La Commission a estimé dans un communiqué que les actifs cédés "constituent une activité viable qui permettrait à un acheteur potentiel de concurrencer de manière effective" Vivendi fusionné avec Lagardère.
"La décision de la Commission est subordonnée au respect intégral des engagements contractés", et la mise en œuvre des cessions sera contrôlée "par un mandataire indépendant sous la supervision de la Commission". Il évaluera "l'adéquation des acheteurs" dans le cadre d'une procédure d'approbation distincte.
- Acquéreur "ami" -
Dans un entretien au Figaro en ligne vendredi, Yannick Bolloré, président du conseil de surveillance de Vivendi, estime que, grâce à ce rapprochement, "le groupe Lagardère sera consolidé globalement dans les comptes de Vivendi", dont "le chiffre d'affaires passera de 9,6 milliards d'euros à 16,5 milliards d'euros et (les) effectifs de 38.315 collaborateurs à 65.698", pour atteindre un "poids de l'international à 63 %" du chiffre d'affaires, "versus 54 % précédemment".
La conquête de Lagardère est une étape clé du recentrage de la famille Bolloré sur les médias et l'édition.
Avec Hachette Livre, qui détient des maisons comme Grasset, Fayard, Stock ou Calmann-Lévy, Vivendi pourra rivaliser avec l'allemand Bertelsmann, un groupe familial mêlant livre et audiovisuel.

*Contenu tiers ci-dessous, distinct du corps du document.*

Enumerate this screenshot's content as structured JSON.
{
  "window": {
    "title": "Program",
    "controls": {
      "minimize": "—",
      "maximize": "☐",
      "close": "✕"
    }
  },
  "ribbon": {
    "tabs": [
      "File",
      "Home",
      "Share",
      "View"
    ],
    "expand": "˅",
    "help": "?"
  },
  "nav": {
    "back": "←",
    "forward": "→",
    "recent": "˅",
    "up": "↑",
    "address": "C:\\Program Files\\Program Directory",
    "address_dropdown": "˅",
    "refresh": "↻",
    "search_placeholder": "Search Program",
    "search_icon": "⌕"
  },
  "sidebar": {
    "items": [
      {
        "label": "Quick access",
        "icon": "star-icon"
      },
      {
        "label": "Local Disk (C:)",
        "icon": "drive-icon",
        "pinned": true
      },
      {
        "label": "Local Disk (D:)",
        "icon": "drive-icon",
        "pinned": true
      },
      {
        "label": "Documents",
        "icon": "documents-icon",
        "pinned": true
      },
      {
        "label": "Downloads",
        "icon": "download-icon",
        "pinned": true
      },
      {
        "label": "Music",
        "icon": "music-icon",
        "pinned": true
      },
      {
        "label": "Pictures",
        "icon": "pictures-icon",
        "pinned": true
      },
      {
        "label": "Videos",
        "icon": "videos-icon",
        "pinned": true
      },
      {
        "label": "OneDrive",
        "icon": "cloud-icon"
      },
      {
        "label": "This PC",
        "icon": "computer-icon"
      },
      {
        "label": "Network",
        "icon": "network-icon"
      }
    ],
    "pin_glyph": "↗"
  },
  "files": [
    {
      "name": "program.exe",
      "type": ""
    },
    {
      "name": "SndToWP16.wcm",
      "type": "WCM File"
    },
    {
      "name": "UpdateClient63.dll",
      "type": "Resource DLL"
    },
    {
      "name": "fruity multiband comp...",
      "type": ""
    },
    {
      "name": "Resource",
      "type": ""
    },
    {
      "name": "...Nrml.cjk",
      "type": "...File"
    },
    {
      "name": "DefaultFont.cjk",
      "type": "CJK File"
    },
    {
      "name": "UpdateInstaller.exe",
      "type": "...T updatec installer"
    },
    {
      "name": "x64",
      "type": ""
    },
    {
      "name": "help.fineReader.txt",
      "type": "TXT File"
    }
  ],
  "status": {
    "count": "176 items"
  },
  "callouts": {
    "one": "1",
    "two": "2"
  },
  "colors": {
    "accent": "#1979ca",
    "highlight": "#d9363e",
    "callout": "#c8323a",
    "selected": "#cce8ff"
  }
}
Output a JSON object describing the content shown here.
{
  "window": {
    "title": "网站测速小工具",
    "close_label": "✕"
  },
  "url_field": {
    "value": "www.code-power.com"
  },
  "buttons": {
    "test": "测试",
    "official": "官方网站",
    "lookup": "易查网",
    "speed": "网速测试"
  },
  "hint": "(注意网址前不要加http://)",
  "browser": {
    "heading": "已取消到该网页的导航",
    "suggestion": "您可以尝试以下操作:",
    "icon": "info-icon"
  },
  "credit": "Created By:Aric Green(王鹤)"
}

Vivendi avait lancé son assaut début 2020, lorsque l'ex-empire industriel et médiatique Lagardère était au plus mal. Fragilisé par la pandémie de Covid-19, il avait un patron et héritier Arnaud Lagardère aux abois, lourdement endetté et poursuivi par un fonds activiste, Amber Capital.
Dans un message à ses salariés consulté par l'AFP, M. Lagardère s'est félicité de travailler dorénavant avec un "ami, Vincent Bolloré, si injustement pris à partie ces derniers temps".
Ce dernier est régulièrement critiqué pour ses opinions politiques droitières. Ses contempteurs estiment qu'il va les imposer aux maisons d'édition de Hachette Livre et aux médias de Lagardère.
Auditionné début 2022 par des sénateurs inquiets de son influence grandissante, M. Bolloré avait rejeté toute accusation d'interventionnisme. "Je ne fais pas de politique", clamait-il.
La nouvelle arrive peu avant l'assemblée générale de la holding familiale des Bolloré, la Compagnie de l'Odet, prévue le 14 juin.